Louer Diane de Poitiers, ce n’était pas seulement faire sa cour à Henri II, c’était encore exalter l’excellence de l’amour et la puissance de la beauté. Le thème de la chasse amoureuse envahit la poésie et Antoine de Baïf, au premier livre des diverses amours, développe la comparaison :
L’amoureux est chasseur, l’Amour est une chasse…
Diane porte l’arc, Vénus aussi le porte…
Chez Ronsard et du Bellay, Actéon symbolise les malheurs de l’amoureux victime de sa dame. Les plus belles pièces de cette veine ont été écrites par Etienne Jodelle, dans Les Amours, qui font partie de ses Œuvres et Meslanges poétiques, publiés en 1574 ; l’aimée est comparée à Diane et l’emporte sur elle ; Diane omniprésente, sur terre, au ciel, comme déesse de la Lune, aux enfers, sous la forme d’Hécate, exprime l’obsession amoureuse. Mais le chef- d’œuvre, ici, c’est, en 1544, la Délie de Maurice Scève, où le thème devient mythologie vécue. Verdun-L. Saulnier (77) a, en effet, éclairé le sens de ce nom de Délie, non point anagramme du mot Idée, mais désignant la déesse née à Délos, Diane. Pourquoi Scève identifie-t-il ainsi la femme aimée, Pernette du Guillet, à la déesse ? Le dizain XXII fournit la réponse :
Comme Hécaté tu me feras errer
Et vif et mort cent ans parmy les Umbres :
Comme Diane au ciel me resserrer,
D’où descendis en ces mortels encombres :
Comme regnante aux infernales umbres
Amoindriras, ou accroistras mes peines.
Mais comme Lune infuse dans mes veines
Celle tu fus, es, et seras Délie,
Qu’Amour a joinct à mes pensées vaines
Si fort, que Mort jamais ne l’en deslie.
Ces comparaisons mythologiques traduisent le double mouvement de l’amour chez Scève : celui qui le fait « errer » et qui vient de la Diane-Hécate, déesse des enfers et des carrefours, celui qui le fait rentrer en lui même et y contempler l’autre en lui, l’astre intérieur, et cet amour est placé sous le patronage de la Diane lunaire, déesse du silence et du recueillement. Ixs symboles se multiplient et se combinent : Diane, déesse vierge, représente la chasteté redoutable qui lutte, dans l’amour, avec le désir, et, comme sœur du dieu des poètes, d’Apollon, Delius vates, elle signifie que Pernette du Guillet est la sœur en poésie de Maurice Scève. Mais la richesse du thème tient moins à la multiplicité des symboles qu’à leur valeur profonde : ils illustrent les contradictions de l’amour, cette chasse où le gibier, au lieu de fuir, suit la nouvelle Diane, et, selon la formule de Françoise Bardon, « le thème de Diane, profondément senti et renouvelé », a permis à Scève d’exprimer « la difficulté de l’être dans l’amour ». La complexité des symboles, leur obscurité ou leur ambivalence aident à transformer l’aventure amoureuse en chasse spirituelle. Ici, la mythologie, loin d’être un simple ornement, conspire avec la métaphysique qui anime le prince de la Renaissance lyonnaise.

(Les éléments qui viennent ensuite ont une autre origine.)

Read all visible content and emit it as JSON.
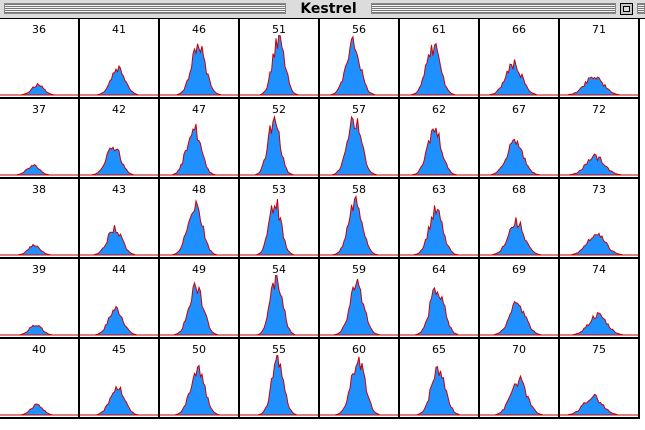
{
  "window": {
    "title": "Kestrel"
  },
  "colors": {
    "histogram_fill": "#1e90ff",
    "histogram_outline": "#cc0000",
    "grid_line": "#000000"
  },
  "grid": {
    "rows": [
      [
        "36",
        "41",
        "46",
        "51",
        "56",
        "61",
        "66",
        "71"
      ],
      [
        "37",
        "42",
        "47",
        "52",
        "57",
        "62",
        "67",
        "72"
      ],
      [
        "38",
        "43",
        "48",
        "53",
        "58",
        "63",
        "68",
        "73"
      ],
      [
        "39",
        "44",
        "49",
        "54",
        "59",
        "64",
        "69",
        "74"
      ],
      [
        "40",
        "45",
        "50",
        "55",
        "60",
        "65",
        "70",
        "75"
      ]
    ]
  }
}
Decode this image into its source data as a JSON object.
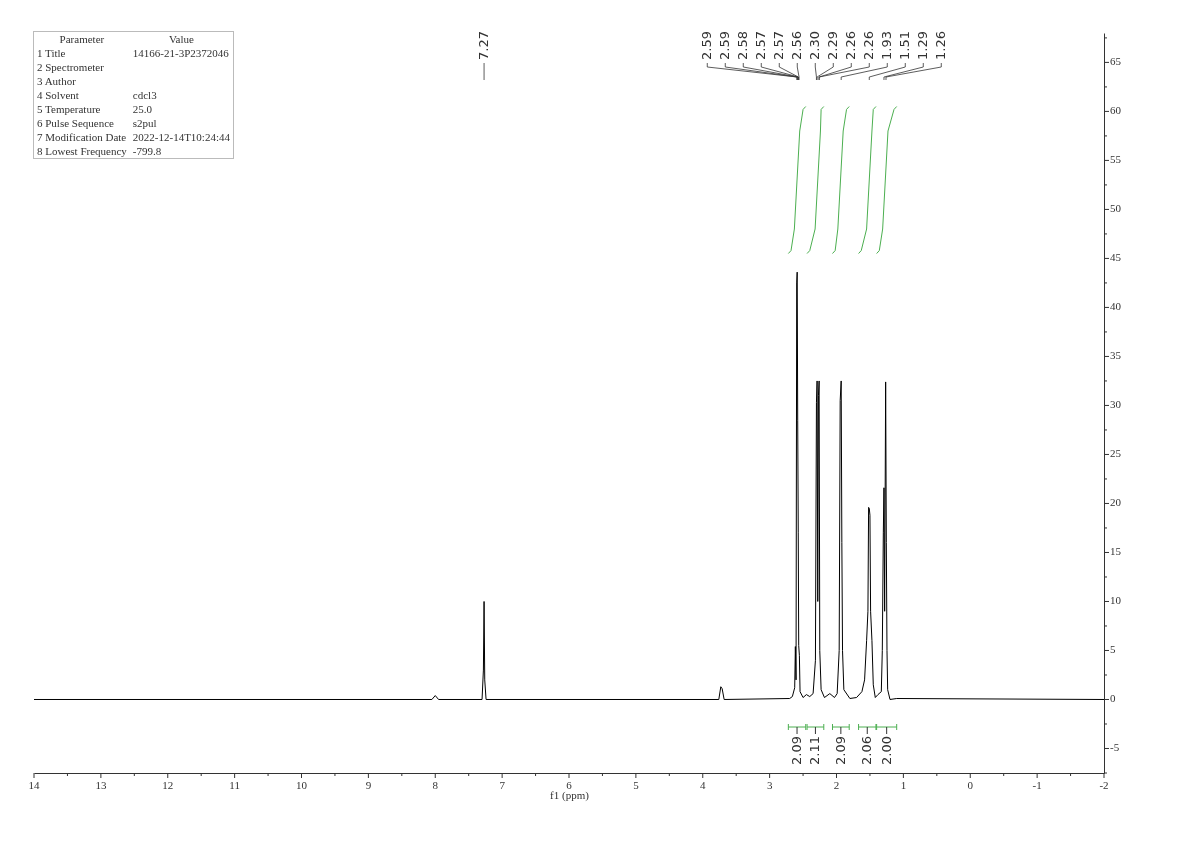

On trouve, dans la Délie, d’autres images mythologiques du tourment amoureux, celles de l’interminable siège de Troie, de Prométhée « au Caucasus… lié », du Phénix, qui brûle et renaît. Plus tard, le thème d’Icare, du vol sublime et de la chute, célèbre l’audace, belle et malheureuse, de l’amant ; le chef-d’œuvre, cette fois, serait, dans Les Amours d ‘Hippolyte, en 1572, le sonnet de Philippe Desportes, de source italienne, « Icare est cheuticy, le jeune audacieux… » Assurément, dans cette poésie de cour et ces poèmes d’amour, la mythologie n’est qu’un langage, mais on sait quelles puissances recèle tout langage ; celui-ci devient quasiment mode de vie, dans les cours européennes, pour deux siècles, sinon trois, comme l’avançait Hugo ; et le voici qui, pour deux siècles aussi, se confond avec la galanterie elle-même, après avoir, grâce à Maurice Scève, signifié l’essence de l’amour et la dialectique de ses profondeurs.